Everybody knew the violence inside Lawrence Phillips would eventually be his undoing. But few could have predicted this: Phillips, 40, was found unresponsive on the floor of his California state prison, where he was serving a 31-year sentence for a handful of convictions, including domestic violence and false imprisonment.
Phillips was also being investigated for the possible murder of his former cellmate earlier this year. On Tuesday, a preliminary hearing found that there was "sufficient cause to believe" that Phillips was guilty of the crime. A conviction likely would have led to the death penalty.
Some of the facts are yet to come, but it's reasonable to think that Phillips took his own life in response to his grim outlook. He had previously written to his mother, in a letter sent one month before his cellmate's death, that he was worried he couldn't control the violence boiling up inside of him, and that he feared it would lead to someone's death, or even his own.
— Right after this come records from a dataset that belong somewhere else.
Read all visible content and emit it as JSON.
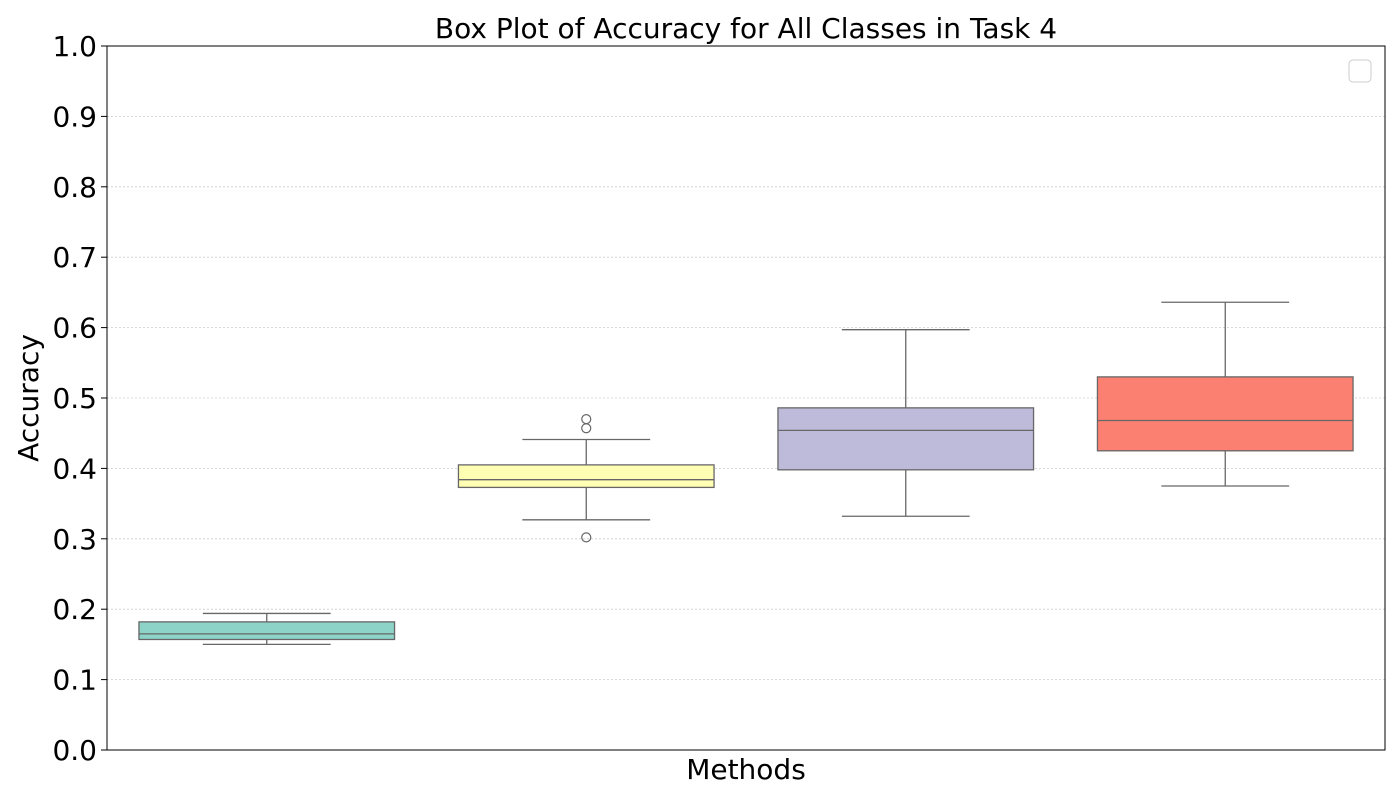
{
  "chart_data": {
    "type": "box",
    "title": "Box Plot of Accuracy for All Classes in Task 4",
    "xlabel": "Methods",
    "ylabel": "Accuracy",
    "ylim": [
      0.0,
      1.0
    ],
    "yticks": [
      0.0,
      0.1,
      0.2,
      0.3,
      0.4,
      0.5,
      0.6,
      0.7,
      0.8,
      0.9,
      1.0
    ],
    "ytick_labels": [
      "0.0",
      "0.1",
      "0.2",
      "0.3",
      "0.4",
      "0.5",
      "0.6",
      "0.7",
      "0.8",
      "0.9",
      "1.0"
    ],
    "grid": "y-dotted",
    "legend": {
      "placement": "top-right",
      "entries": []
    },
    "series": [
      {
        "color": "#8dd3c7",
        "whisker_low": 0.15,
        "q1": 0.157,
        "median": 0.165,
        "q3": 0.182,
        "whisker_high": 0.194,
        "outliers": []
      },
      {
        "color": "#ffffb3",
        "whisker_low": 0.327,
        "q1": 0.373,
        "median": 0.384,
        "q3": 0.405,
        "whisker_high": 0.441,
        "outliers": [
          0.302,
          0.457,
          0.47
        ]
      },
      {
        "color": "#bebada",
        "whisker_low": 0.332,
        "q1": 0.398,
        "median": 0.454,
        "q3": 0.486,
        "whisker_high": 0.597,
        "outliers": []
      },
      {
        "color": "#fb8072",
        "whisker_low": 0.375,
        "q1": 0.425,
        "median": 0.468,
        "q3": 0.53,
        "whisker_high": 0.636,
        "outliers": []
      }
    ]
  }
}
On both counts, he was right.
So that's the end for Phillips, one of his generation's greatest football talents, and one of its saddest stories of a bright future squandered. No single act brought Phillips to this grim end. The former running back was slowly crushed under the weight of who he repeatedly proved himself to be.
For more than 20 years, Phillips has been finding his way into trouble -- not just mischief, but violent, ugly incidents. He was a star at the University of Nebraska, but also its most controversial figure, and at a time when the football program's scrutiny was as high as ever.
In 1995, Phillips was part of what some consider the greatest college football team ever assembled. He was the star running back on a team that probably could have still won it all without him. And during the season, he put his career in jeopardy by dragging his girlfriend down a staircase -- and by her hair, no less.
Phillips was suspended by then-coach Tom Osborne, only to be reinstated in time for the national championship game. The decision might be Osborne's most questionable decision as a head coach. Nebraska beat Florida 62-24, and Phillips ran for 165 yards. But Phillips' future might have suffered from the decision, which relieved the young man's much-needed punishment and set him up to repeat his mistakes.
And oh, boy, did he repeat them. Being drafted No. 6 overall by the St. Louis Rams seemed to give Phillips a fresh start, but his quickly turned his situation sour. The list of minor and major offenses committed is both exhausting and redundant.
A quick summary will do: Phillips was turning into a dominant NFL running back, but his legal problems persisted. By mid-November of his second season, he had exceeded his rushing figures from his rookie year, spent 23 total days in jail, and saw the team release him even as his coach tearfully called him the best running back he had ever coached.
That's how much trouble Lawrence Phillips was.
He continued to get chances from the NFL, despite his continual run-ins with police. After a successful stint in NFL Europe, he joined the San Francisco 49ers. In that setting, his violent streak found a new way to manifest itself: His play worsened, his effort declined, and he often refused to block on passing downs. On one such play, he declined to block blitzing Cardinals defensive back Aeneas Williams, who crushed quarterback Steve Young. Young suffered a concussion, and that concussion ended his career.
That season would be Phillips' last in the NFL, and it started what would be a rapid downward spiral, even in the context of his rocky past. In 2005, Phillips was wanted by San Diego police for two separate domestic-abuse incidents when he tried to run over three teenagers with his car. Phillips had been angered in an argument with the kids, who were playing a game of pick-up football.
He went to jail for that attempted assault, serving a 10-year sentence. In 2009, his domestic abuse charges became convictions, and his sentence increased to 31 years.
Phillips' story figured to quiet down during the term of that long incarceration, but in April 12, 2015, he is alleged to have choked and murdered his cellmate. That act likely guaranteed that Phillips would never leave prison alive.
Even so, his attorney, Jesse Whitten, was blindsided by news that he might have killed himself.
"There was nothing about his demeanor that made me think he was suicidal at all, or depressed," Whitten told USA TODAY. "He was very confident about winning this case and he was even optimistic about his appeal on his prior cases."
His high school coach, who maintained contact with Phillips over the years, had a similar impression.
"It had nothing indicating anything like this," he told USA TODAY. "He was talking about the fact that his mom had gotten him an attorney."
That's how the story of Lawrence Phillips ends -- with another act of violence no one can explain.
If there's a missed opportunity to be mourned alongside the former football star, it's that his life came and went, and no one ever seemed to understand what troubled Lawrence Phillips. Not even himself.